Minister for Agriculture, Livestock, Forestry, Fisheries and Quarantine
- In office 13 May 2011 – 15 June 2011
- Prime Minister: Sato Kilman
- Preceded by: Eta Rory
- Succeeded by: Steven Kalsakau (interim)

Minister for Agriculture, Livestock, Forestry, Fisheries and Quarantine
- In office 20 February 2011 – 24 April 2011
- Prime Minister: Sato Kilman
- Preceded by: Marcellino Pipite
- Succeeded by: Eta Rory

Member of Parliament for Ambae
- Incumbent
- Assumed office 2 September 2008

Personal details
- Party: People's Progress Party

= James Wango =

Ni-Vanuatu politician

James Wango, also known as James Ngwango, is a ni-Vanuatu politician.

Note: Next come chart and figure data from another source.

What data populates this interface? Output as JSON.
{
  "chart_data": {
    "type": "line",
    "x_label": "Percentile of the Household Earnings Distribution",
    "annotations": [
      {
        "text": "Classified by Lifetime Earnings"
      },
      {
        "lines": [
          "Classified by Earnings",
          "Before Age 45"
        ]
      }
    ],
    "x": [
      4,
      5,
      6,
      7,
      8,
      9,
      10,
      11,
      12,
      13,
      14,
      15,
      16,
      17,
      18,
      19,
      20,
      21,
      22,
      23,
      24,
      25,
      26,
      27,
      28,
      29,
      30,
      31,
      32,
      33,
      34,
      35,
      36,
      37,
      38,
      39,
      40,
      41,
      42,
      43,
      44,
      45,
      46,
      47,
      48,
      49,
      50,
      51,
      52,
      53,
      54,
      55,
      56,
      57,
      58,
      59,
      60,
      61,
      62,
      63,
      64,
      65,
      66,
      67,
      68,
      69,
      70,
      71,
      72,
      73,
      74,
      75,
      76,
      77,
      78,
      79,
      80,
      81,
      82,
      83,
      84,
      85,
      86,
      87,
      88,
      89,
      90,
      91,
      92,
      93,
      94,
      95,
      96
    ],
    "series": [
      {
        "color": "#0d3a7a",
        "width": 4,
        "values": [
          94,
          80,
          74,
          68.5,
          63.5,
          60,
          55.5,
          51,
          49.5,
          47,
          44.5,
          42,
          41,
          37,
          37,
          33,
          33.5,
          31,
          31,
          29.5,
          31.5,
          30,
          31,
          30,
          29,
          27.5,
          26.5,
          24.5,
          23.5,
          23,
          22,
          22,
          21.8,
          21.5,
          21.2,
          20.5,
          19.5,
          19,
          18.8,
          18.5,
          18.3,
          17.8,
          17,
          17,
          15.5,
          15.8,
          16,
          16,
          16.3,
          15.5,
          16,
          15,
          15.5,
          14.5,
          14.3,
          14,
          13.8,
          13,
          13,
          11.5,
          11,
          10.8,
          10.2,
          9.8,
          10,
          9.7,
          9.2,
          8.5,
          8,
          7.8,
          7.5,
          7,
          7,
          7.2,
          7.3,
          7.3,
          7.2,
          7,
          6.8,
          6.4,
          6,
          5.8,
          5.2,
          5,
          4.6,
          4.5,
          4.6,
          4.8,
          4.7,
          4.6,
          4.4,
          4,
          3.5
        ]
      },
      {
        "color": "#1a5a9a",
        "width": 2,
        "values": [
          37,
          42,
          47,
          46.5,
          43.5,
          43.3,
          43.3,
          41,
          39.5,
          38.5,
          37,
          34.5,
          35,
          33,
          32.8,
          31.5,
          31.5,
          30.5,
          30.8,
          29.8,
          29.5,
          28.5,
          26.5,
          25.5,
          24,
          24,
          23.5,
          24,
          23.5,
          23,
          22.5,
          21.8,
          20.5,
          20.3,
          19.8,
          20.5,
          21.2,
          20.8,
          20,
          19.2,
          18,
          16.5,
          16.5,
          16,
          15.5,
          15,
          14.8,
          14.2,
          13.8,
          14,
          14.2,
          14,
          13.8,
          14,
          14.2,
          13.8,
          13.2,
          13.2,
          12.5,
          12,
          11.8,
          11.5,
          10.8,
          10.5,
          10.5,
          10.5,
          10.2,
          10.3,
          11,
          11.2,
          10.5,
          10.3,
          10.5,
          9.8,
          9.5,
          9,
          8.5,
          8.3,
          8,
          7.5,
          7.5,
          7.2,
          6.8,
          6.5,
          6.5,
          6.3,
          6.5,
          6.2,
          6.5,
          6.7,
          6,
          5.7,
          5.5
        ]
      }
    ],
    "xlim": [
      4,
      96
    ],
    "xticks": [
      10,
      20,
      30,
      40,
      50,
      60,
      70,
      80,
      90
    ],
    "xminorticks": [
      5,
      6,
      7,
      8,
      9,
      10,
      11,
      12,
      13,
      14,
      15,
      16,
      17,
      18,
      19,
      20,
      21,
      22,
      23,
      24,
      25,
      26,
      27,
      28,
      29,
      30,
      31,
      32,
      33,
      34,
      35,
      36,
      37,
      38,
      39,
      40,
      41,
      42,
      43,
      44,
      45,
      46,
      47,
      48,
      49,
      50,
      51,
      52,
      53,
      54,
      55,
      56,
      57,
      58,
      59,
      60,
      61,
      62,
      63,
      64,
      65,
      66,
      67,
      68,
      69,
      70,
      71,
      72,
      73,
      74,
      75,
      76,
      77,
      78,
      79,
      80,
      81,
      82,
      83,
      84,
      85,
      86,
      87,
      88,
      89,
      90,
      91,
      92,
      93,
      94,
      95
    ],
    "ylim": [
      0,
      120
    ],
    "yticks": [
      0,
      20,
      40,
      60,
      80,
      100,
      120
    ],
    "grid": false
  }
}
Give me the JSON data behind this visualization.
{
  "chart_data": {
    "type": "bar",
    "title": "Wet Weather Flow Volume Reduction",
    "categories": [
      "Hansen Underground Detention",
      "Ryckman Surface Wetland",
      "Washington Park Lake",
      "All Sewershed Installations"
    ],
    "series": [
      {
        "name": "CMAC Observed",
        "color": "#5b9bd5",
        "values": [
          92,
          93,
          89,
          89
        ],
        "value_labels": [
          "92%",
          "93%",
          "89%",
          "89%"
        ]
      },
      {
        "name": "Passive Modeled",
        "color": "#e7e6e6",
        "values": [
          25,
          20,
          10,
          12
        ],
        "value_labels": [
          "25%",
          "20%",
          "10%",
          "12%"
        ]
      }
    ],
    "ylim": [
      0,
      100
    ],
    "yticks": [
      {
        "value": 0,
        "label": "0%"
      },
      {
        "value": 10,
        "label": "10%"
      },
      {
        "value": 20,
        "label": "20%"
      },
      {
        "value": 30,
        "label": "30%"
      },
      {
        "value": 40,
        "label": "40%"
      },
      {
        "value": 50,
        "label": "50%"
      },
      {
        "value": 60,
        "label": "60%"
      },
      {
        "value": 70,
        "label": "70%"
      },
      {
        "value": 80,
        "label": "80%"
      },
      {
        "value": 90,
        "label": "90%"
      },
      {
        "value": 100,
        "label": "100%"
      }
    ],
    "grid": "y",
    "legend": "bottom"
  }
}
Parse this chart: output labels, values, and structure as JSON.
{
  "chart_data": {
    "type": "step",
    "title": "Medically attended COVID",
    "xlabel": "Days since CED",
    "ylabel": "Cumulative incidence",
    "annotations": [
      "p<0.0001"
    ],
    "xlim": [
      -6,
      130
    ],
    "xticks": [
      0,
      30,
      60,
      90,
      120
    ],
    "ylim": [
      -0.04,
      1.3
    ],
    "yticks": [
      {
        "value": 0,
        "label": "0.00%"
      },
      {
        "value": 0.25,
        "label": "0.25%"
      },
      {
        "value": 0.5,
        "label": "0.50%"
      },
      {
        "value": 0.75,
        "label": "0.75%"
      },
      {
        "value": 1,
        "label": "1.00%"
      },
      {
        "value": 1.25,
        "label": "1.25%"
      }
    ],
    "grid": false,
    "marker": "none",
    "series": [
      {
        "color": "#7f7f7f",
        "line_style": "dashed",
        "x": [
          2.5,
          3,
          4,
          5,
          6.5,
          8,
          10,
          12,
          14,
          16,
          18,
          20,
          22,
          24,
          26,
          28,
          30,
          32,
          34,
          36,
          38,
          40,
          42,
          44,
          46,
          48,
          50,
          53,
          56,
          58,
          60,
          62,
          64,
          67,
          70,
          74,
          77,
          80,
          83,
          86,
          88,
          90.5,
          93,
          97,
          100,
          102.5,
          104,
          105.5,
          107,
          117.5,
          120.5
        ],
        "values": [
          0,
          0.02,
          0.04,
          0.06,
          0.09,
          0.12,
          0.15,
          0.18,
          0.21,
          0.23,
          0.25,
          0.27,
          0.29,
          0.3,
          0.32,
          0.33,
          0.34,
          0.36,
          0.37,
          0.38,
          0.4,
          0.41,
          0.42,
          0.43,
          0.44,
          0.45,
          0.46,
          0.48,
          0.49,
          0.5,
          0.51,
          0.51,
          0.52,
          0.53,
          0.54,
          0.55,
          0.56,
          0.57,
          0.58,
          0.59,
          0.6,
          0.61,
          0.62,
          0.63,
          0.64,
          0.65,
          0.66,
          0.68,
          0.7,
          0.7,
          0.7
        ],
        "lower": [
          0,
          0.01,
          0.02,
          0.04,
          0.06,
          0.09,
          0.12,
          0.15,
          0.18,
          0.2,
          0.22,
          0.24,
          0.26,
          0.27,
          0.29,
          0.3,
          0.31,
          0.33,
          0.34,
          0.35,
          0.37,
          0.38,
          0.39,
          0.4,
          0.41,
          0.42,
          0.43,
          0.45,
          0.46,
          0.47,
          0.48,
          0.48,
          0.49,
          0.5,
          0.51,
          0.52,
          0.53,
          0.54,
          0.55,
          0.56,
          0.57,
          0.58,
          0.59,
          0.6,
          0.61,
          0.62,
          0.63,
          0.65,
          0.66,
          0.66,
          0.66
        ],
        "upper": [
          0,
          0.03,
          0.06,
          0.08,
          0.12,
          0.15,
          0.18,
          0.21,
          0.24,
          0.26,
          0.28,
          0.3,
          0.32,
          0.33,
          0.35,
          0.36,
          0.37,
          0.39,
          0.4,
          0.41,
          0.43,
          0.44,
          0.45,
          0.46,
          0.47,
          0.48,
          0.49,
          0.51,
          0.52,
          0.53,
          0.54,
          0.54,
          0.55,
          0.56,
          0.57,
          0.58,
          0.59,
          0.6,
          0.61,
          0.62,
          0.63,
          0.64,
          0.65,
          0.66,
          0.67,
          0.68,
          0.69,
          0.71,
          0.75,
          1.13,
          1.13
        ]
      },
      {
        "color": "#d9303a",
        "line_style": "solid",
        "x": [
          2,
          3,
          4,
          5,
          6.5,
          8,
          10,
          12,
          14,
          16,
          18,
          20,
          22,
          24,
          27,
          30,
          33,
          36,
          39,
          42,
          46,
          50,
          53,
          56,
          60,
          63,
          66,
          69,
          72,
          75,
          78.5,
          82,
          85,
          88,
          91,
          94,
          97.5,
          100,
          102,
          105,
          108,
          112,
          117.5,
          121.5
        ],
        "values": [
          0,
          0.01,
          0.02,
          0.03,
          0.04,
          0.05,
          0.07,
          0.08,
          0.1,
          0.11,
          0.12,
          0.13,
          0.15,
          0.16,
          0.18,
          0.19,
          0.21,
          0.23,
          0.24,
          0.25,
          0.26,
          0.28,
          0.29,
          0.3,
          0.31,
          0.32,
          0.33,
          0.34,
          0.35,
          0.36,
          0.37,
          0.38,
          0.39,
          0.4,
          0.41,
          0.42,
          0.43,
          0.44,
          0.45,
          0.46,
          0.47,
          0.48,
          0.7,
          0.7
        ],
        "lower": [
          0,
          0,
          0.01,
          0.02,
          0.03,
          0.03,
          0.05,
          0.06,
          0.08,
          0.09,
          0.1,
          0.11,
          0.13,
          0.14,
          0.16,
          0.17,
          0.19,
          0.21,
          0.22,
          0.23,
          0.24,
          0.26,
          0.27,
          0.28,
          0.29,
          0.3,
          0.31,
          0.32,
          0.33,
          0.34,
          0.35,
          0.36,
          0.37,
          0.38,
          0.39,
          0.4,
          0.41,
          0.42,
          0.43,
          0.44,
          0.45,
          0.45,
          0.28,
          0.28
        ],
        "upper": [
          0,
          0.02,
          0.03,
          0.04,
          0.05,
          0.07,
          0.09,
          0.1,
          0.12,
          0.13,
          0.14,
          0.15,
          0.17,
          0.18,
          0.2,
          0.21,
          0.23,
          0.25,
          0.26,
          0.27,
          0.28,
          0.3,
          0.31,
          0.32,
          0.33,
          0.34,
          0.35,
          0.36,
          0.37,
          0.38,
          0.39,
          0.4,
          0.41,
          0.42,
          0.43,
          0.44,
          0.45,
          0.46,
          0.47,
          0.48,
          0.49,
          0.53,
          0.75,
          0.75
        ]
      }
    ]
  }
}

A member of the People's Progress Party, of which he is the treasurer, he was elected to Parliament as MP for Ambae in the September 2008 general election, one of four MPs from the People's Progress Party.

In December 2010, Prime Minister Edward Natapei was ousted in a motion of no confidence, and PPP leader Sato Kilman replaced him. Kilman set up a coalition government, which did not include Wango, and the latter eventually defected to the Opposition. In February 2011, as the Opposition prepared a motion of no confidence against Kilman's premiership, the Prime Minister secured his majority by offering Wango a position in Cabinet. Wango joined the government as Minister for Agriculture, Livestock, Forestry, Fisheries and Quarantine.

Kilman was eventually ousted in a vote of no confidence on 24 April 2011, however, and Wango lost his position in government. He recovered it three weeks later, on 13 May, when the Court of Appeal voided the election of Serge Vohor's new government on constitutional grounds, and the Kilman government was restored. This lasted for only a month; on 15 June, the Kilman premiership was itself voided on constitutional grounds by the Supreme Court's Chief Justice Vincent Lunabek, and Wango lost office once more.